Pour lever les incertitudes pesant sur les investissements passés, le gouvernement garantira les “actifs toxiques” contre les pertes au-delà d’une certaine limite. Ce dispositif devrait améliorer l’accès des banques aux marchés de financement de gros.
Le second plan de sauvetage du secteur financier a, par ailleurs,ouvert la voie à une politique monétaire non conventionnelle. La Banque d’Angleterre serait ainsi habilitée à racheter, à concurrence de GBP 50 milliards, les obligations d’entreprise de qualité supérieure et autres actifs similaires. Le Gouverneur King s’est félicité de cette décision, la Banque centrale ayant quasiment épuisé tous les moyens conventionnels à sa disposition ; le 5 février, le Comité de politique monétaire a de nouveau abaissé le taux directeur de 50 pb à 1% (EcoFlash 09-053).
Plan de sauvetage des entreprises
En janvier, Lord Mandelson a annoncé un train de mesures en faveur des petites et moyennes entreprises. Le Mécanisme de fonds de roulement a pour objet de faciliter l’obtention de lignes de crédit destinées au financement du fonds de roulement d’entreprises réalisant un chiffre d’affaires égal ou inférieur à GBP 500 millions par an. Le gouvernement accordera aux banques des garanties couvrant 50% du risque lié aux nouveaux portefeuilles de fonds de roulement et pour un montant pouvant aller jusqu’à GBP 20 milliards.

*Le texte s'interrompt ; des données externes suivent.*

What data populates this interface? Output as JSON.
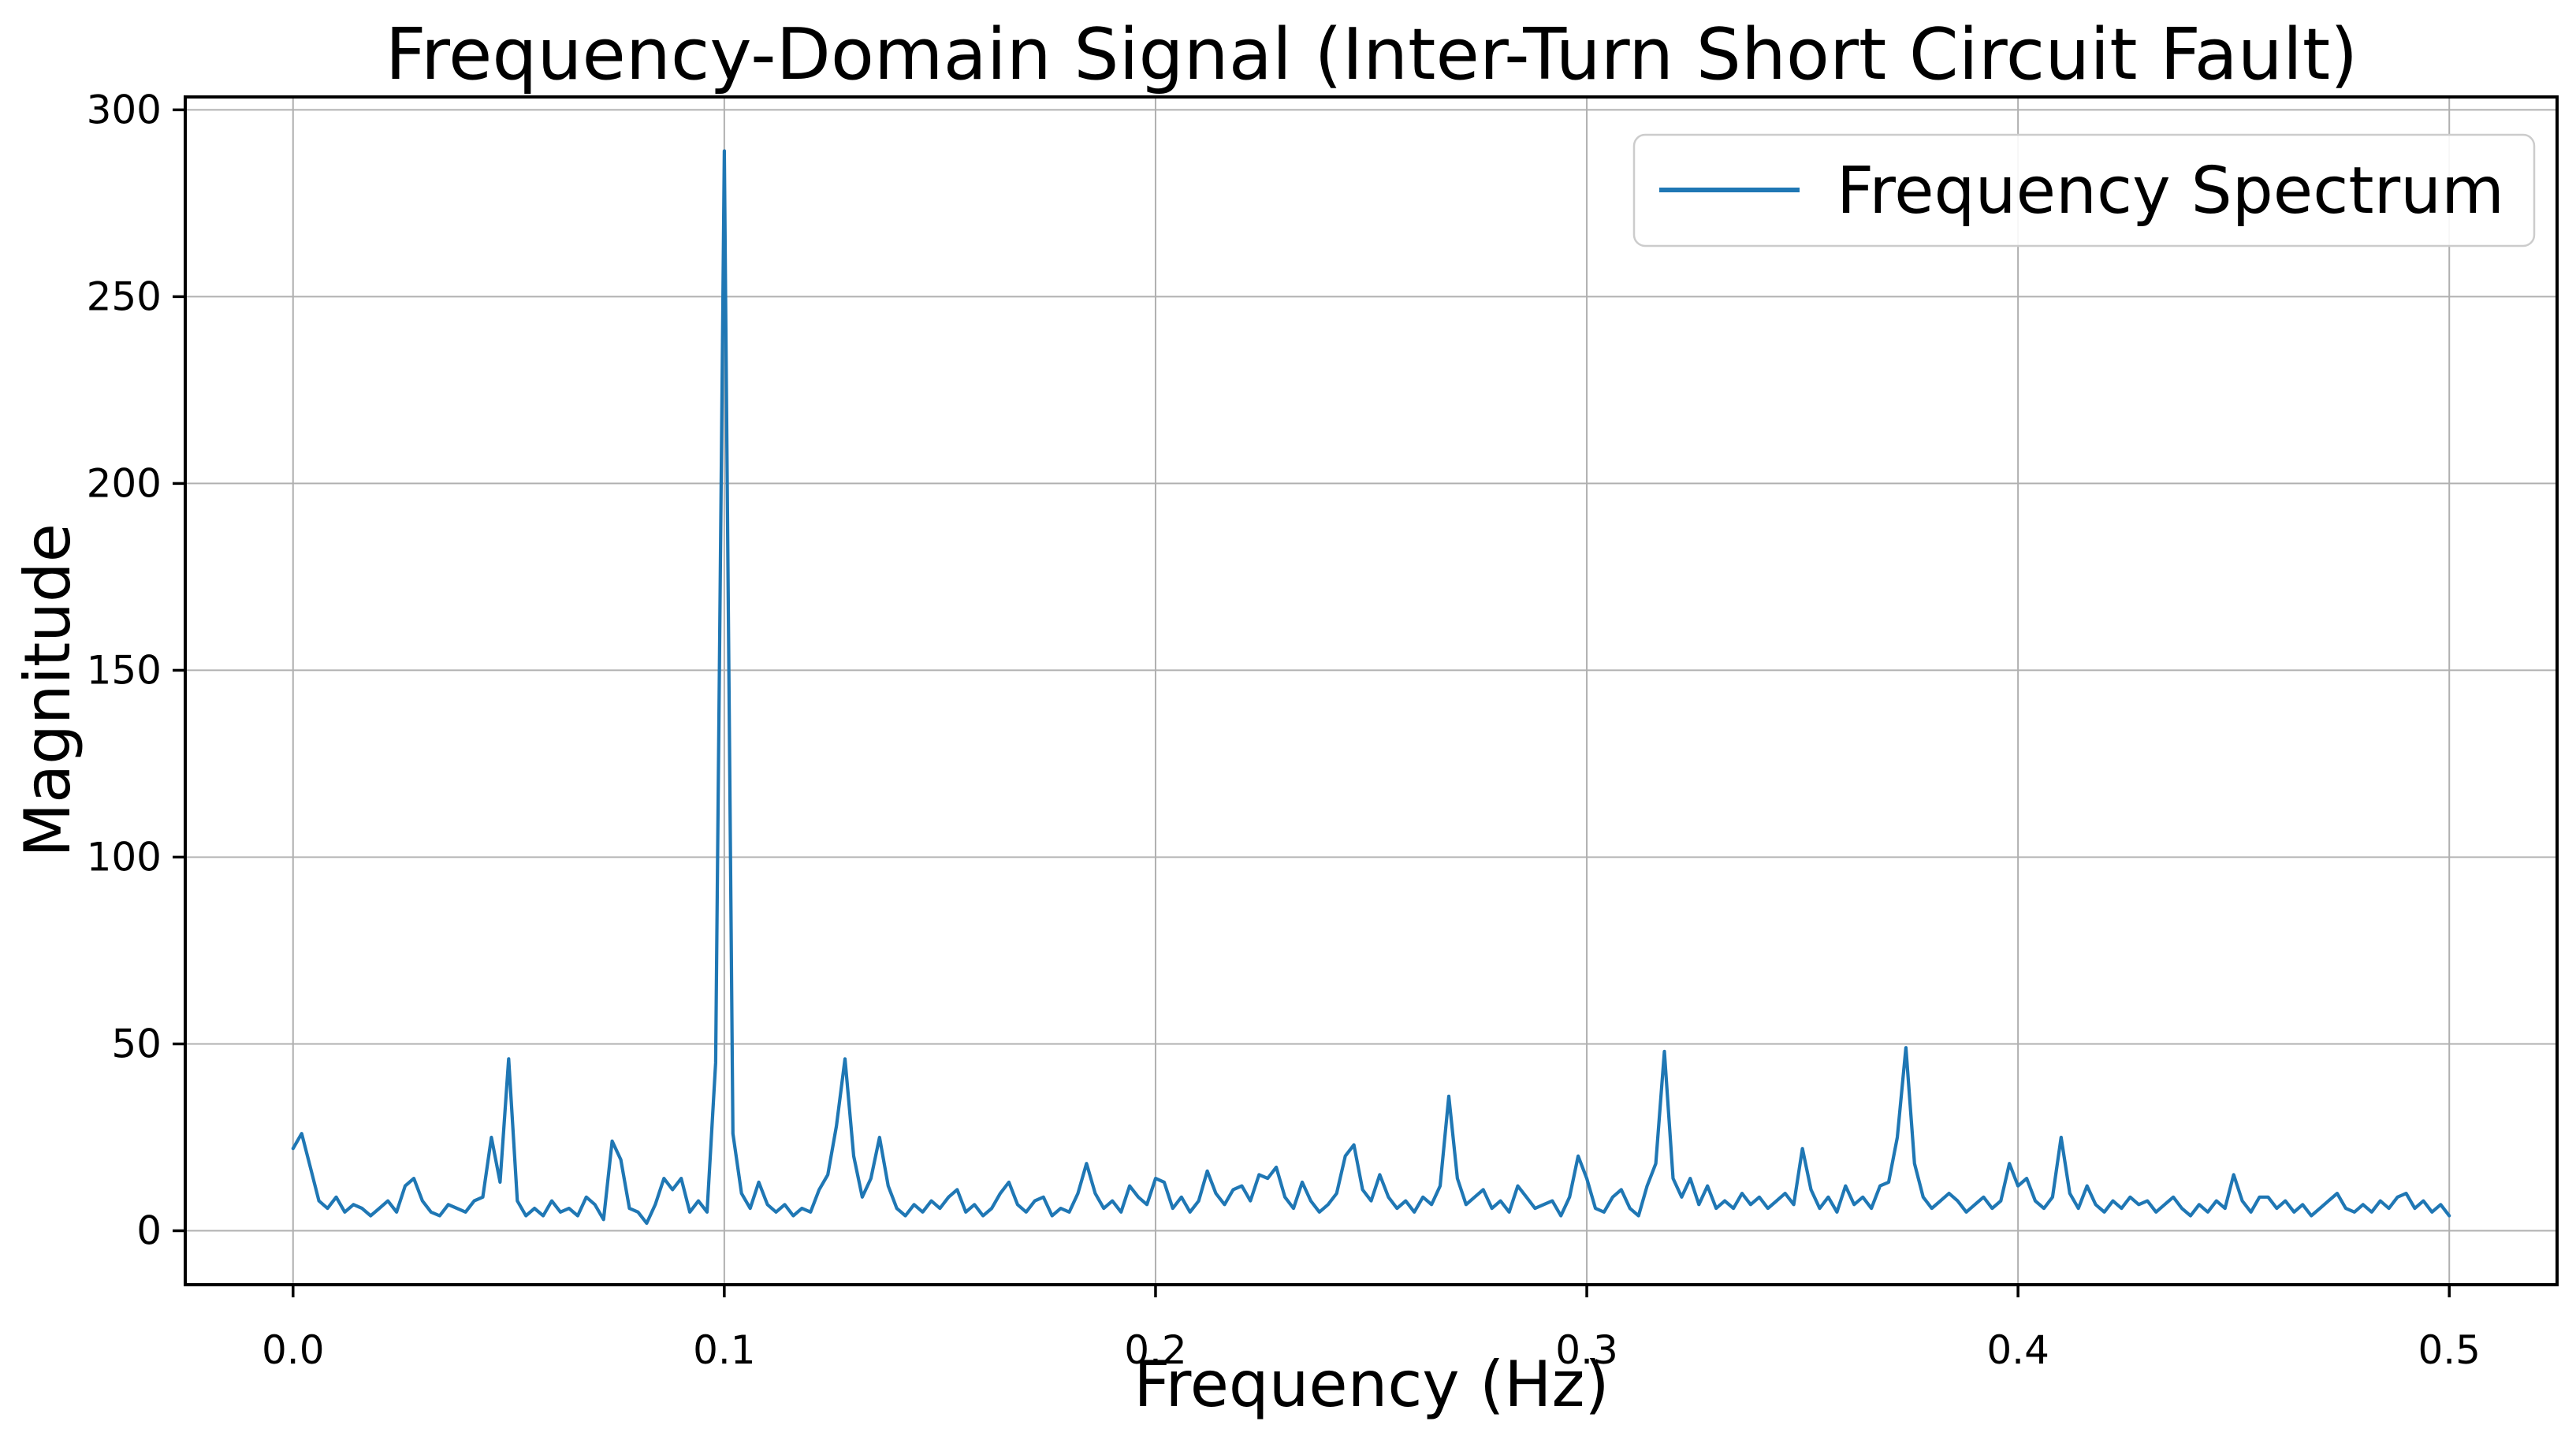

Les pouvoirs publics ont par ailleurs mis en place un système de Garantie du financement des entreprises afin d’aider les petites sociétés solvables réalisant un chiffre d’affaires annuel de GBP 25 milliards. Ils ont ainsi débloqué GBP 1 milliard de garanties pour soutenir, à hauteur de GBP 1,3 milliard, les prêts d’un montant maximum de GBP 1 million accordés par les banques sur une période de 10 ans au plus.
Pour aider les sociétés très endettées à lever davantage de capitaux à long terme, le gouvernement a, en outre, créé le Fonds de ressources en capital pour les entreprises, doté de GBP 75 millions.
L’industrie automobile britannique va elle aussi bénéficier d’un ensemble de mesures visant à promouvoir le crédit d’un montant total de GBP 2,3 milliards. Le gouvernement accordera des garanties pour soutenir les prêts aux entreprises consentis par la Banque européenne d’investissement (BEI), à concurrence de GBP 1,3 milliard, auxquels s’ajouteront GBP 1 milliard de projets non financés par la BEI. Ces deux garanties concernent spécifiquement les prêts en faveur des initiatives visant à réduire les émissions de carbone. Des fonds supplémentaires seront par ailleurs débloqués pour assurer la formation du personnel dans le cadre du dispositif “Train to Gain”. Enfin, un mécanisme, qui reste encore à définir, fournira des garanties aux entreprises de financement qui consentent des prêts pour l’achat d’automobiles.
La stratégie mise en œuvre va-t-elle fonctionner ?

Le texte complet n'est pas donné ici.